CDC’s guidelines for prescribing opioids
In 2016, the Centers for Disease Control and Prevention issued new recommendations for clinician practice in prescribing opioid medications for chronic pain in light of the nation’s opioid crisis. The 12-step recommendations include:
1. Nonpharmacologic therapy or nonopioid drug therapy are preferred for chronic pain.
2. Clinicians should establish treatment goals with patients before pursuing opioid therapy.
3. Clinicians should discuss known risks and benefits of opioid therapy, as well as other nonopioid therapies available.
4. Clinicians should prescribe immediate-release opioids instead of long-acting opioids.
5. Patients should be given the lowest effective dosage.
6. Do not prescribe long-term opioids for acute pain. A three-day prescription or less should be sufficient, and more than seven days is rarely necessary.

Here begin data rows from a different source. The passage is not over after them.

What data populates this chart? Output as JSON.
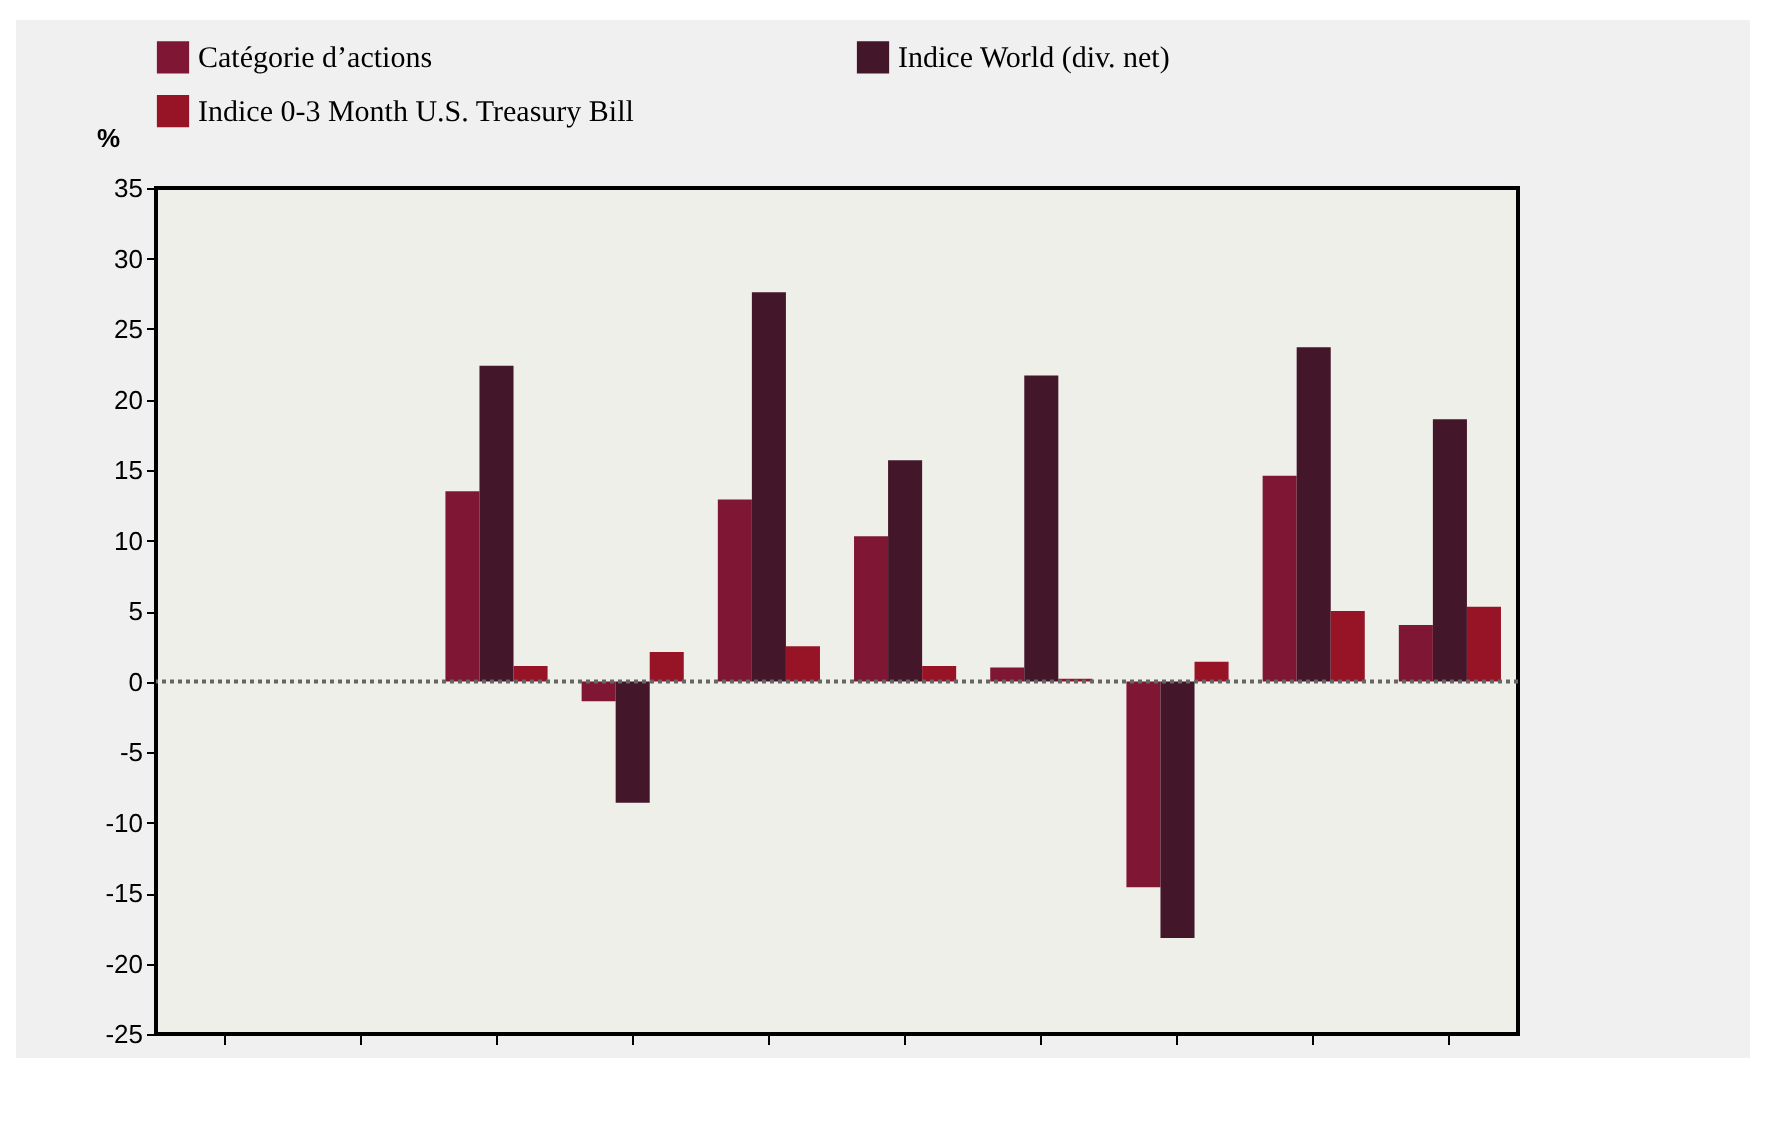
{
  "chart_data": {
    "type": "bar",
    "ylabel": "%",
    "categories": [
      null,
      null,
      null,
      null,
      null,
      null,
      null,
      null,
      null,
      null
    ],
    "series": [
      {
        "name": "Catégorie d’actions",
        "color": "#7f1734",
        "values": [
          null,
          null,
          13.5,
          -1.4,
          12.9,
          10.3,
          1.0,
          -14.6,
          14.6,
          4.0
        ]
      },
      {
        "name": "Indice World (div. net)",
        "color": "#43162a",
        "values": [
          null,
          null,
          22.4,
          -8.6,
          27.6,
          15.7,
          21.7,
          -18.2,
          23.7,
          18.6
        ]
      },
      {
        "name": "Indice 0-3 Month U.S. Treasury Bill",
        "color": "#971426",
        "values": [
          null,
          null,
          1.1,
          2.1,
          2.5,
          1.1,
          0.2,
          1.4,
          5.0,
          5.3
        ]
      }
    ],
    "ylim": [
      -25,
      35
    ],
    "yticks": [
      -25,
      -20,
      -15,
      -10,
      -5,
      0,
      5,
      10,
      15,
      20,
      25,
      30,
      35
    ],
    "ref_lines": [
      {
        "axis": "y",
        "value": 0,
        "color": "#666666",
        "line_style": "dotted"
      }
    ],
    "grid": false,
    "legend": "top"
  }
}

7. Clinicians should evaluate harms and benefits with patients within one to four weeks of starting opioid therapy for chronic pain, and should re-evaluate at least every three months.
8. Risk factors should be evaluated throughout opioid therapy.
9. Clinicians should check the Prescription Monitoring Program data to determine if the patient is getting prescriptions from other providers.
10. Annual urine drug testing should be conducted for patients who have been prescribed opioids for chronic pain, to ensure they are not using other, additional substances.
11. Clinicians should avoid opioids and benzodiazepine, a minor tranquilizer, whenever possible.
12. For patients with an opioid use disorder, clinicians should arrange treatment.